The Celtic Twilight

Regina, Regina, Pigmeorum, Veni!1

One night a middle-aged man, who had lived all his life far from the noise of cab-wheels, a young girl, a relation of his, who was reported to be enough of a seeress to catch a glimpse of unaccountable lights moving over the fields among the cattle, and myself, were walking along a far western sandy shore. We talked of the Forgetful People, as the faery people are sometimes called, and came in the midst of out talk to a notable haunt of theirs, a shallow cave amidst black rocks, with its reflection under it in the wet sea sand. I asked the young girl if she could see anything, for I had quite a number of things to ask the Forgetful People. She stood still for a few minutes, and I saw that she was passing in to a kind of walking trance, in which the cold sea breeze no longer troubled her, not the dull boom of the sea distracted her attention. I then called aloud the names of the great faeries, and in a moment or two she said that she could hear music far inside the rocks, and then a sound of confused talking, and of people stamping their feet as it to applaud some unseen performer.
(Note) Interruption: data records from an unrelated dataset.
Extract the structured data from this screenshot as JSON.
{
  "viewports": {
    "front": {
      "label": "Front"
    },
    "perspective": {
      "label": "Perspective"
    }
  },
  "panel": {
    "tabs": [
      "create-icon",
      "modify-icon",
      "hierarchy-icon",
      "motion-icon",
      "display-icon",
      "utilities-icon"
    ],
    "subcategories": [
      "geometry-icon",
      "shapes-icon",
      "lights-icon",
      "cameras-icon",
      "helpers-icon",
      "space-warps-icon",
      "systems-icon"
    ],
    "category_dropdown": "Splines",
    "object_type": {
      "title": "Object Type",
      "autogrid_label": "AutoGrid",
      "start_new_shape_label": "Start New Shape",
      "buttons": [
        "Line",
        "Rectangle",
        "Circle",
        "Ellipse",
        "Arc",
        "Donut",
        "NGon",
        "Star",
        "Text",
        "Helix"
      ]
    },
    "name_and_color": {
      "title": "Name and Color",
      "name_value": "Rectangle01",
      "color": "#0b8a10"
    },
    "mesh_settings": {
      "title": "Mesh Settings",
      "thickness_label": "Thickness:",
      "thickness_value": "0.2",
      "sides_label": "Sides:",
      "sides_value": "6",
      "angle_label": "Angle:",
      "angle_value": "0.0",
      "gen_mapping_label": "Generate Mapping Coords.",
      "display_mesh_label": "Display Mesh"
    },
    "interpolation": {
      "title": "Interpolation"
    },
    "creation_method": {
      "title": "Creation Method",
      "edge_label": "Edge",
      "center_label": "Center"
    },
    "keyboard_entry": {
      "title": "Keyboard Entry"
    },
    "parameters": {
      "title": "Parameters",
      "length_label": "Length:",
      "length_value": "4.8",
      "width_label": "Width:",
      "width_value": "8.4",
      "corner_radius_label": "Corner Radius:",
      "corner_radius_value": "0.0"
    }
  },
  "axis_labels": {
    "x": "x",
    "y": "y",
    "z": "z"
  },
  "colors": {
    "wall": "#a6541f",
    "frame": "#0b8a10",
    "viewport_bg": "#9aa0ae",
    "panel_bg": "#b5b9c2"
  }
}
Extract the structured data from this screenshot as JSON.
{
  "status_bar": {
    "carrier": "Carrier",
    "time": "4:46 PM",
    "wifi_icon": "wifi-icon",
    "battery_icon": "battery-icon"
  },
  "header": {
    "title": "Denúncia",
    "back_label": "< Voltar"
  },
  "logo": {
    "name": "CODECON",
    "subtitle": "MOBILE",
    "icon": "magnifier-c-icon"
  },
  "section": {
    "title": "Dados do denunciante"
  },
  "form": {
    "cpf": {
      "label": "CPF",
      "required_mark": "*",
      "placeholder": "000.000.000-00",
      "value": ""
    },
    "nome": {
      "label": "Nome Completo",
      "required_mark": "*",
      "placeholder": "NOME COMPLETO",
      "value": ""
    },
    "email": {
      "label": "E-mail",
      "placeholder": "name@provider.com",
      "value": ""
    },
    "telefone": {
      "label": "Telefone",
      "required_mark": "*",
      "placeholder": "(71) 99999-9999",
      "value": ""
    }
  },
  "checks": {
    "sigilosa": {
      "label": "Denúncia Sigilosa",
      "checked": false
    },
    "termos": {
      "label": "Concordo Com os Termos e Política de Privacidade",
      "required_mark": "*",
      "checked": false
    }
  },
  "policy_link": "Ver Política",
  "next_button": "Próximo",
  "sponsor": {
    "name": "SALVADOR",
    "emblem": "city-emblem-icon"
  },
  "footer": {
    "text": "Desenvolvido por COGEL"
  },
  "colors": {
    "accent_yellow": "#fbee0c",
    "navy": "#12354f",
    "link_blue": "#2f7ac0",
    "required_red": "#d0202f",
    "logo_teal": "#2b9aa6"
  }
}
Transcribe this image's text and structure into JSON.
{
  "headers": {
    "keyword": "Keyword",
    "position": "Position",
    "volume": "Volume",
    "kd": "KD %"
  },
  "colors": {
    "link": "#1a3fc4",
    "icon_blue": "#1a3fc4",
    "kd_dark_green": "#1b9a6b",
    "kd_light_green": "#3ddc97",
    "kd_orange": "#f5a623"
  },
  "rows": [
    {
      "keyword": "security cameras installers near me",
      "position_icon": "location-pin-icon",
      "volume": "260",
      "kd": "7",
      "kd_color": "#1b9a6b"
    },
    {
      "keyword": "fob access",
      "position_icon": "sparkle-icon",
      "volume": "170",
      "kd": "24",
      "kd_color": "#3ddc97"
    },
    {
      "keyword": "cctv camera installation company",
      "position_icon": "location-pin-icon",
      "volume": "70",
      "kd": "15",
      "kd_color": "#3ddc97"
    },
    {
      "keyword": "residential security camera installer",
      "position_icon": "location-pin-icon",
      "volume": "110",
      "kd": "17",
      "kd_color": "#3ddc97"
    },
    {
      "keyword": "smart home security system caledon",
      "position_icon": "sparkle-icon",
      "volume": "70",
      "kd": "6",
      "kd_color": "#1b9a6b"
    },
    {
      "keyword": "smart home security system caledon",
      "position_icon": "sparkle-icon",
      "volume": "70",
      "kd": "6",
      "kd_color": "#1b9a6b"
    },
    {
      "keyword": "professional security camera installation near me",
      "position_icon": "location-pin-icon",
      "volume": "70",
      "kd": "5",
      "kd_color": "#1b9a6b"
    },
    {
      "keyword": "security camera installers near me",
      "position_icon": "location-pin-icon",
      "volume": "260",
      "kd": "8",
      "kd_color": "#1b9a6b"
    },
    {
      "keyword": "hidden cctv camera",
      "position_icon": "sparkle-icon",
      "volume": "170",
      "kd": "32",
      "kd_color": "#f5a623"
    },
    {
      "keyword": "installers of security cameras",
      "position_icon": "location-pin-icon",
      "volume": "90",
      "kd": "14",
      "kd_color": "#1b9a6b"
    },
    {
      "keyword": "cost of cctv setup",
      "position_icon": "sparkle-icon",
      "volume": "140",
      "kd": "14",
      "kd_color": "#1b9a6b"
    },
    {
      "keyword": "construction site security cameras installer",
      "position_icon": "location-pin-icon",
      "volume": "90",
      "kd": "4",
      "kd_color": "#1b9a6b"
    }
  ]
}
Up to this my other friend had been walking to and fro some yards off, but now he passed close to us, and as he did so said suddenly that we were going to be interrupted, for he heard the laughter of children somewhere beyond to rocks. We ere, however, quite alone. The spirits of the place had begun to cast their influence over him also. In a moment he was corroborated by the girl, who said that bursts of laughter had begun to mingle with the music, the confused talking, and the noise of feet. She next saw a bright light streaming out of the cave, which seemed to have grown much deeper, and a quantity of little people,2 in various coloured dresses, red predominating, dancing to a tune which she did not recognize.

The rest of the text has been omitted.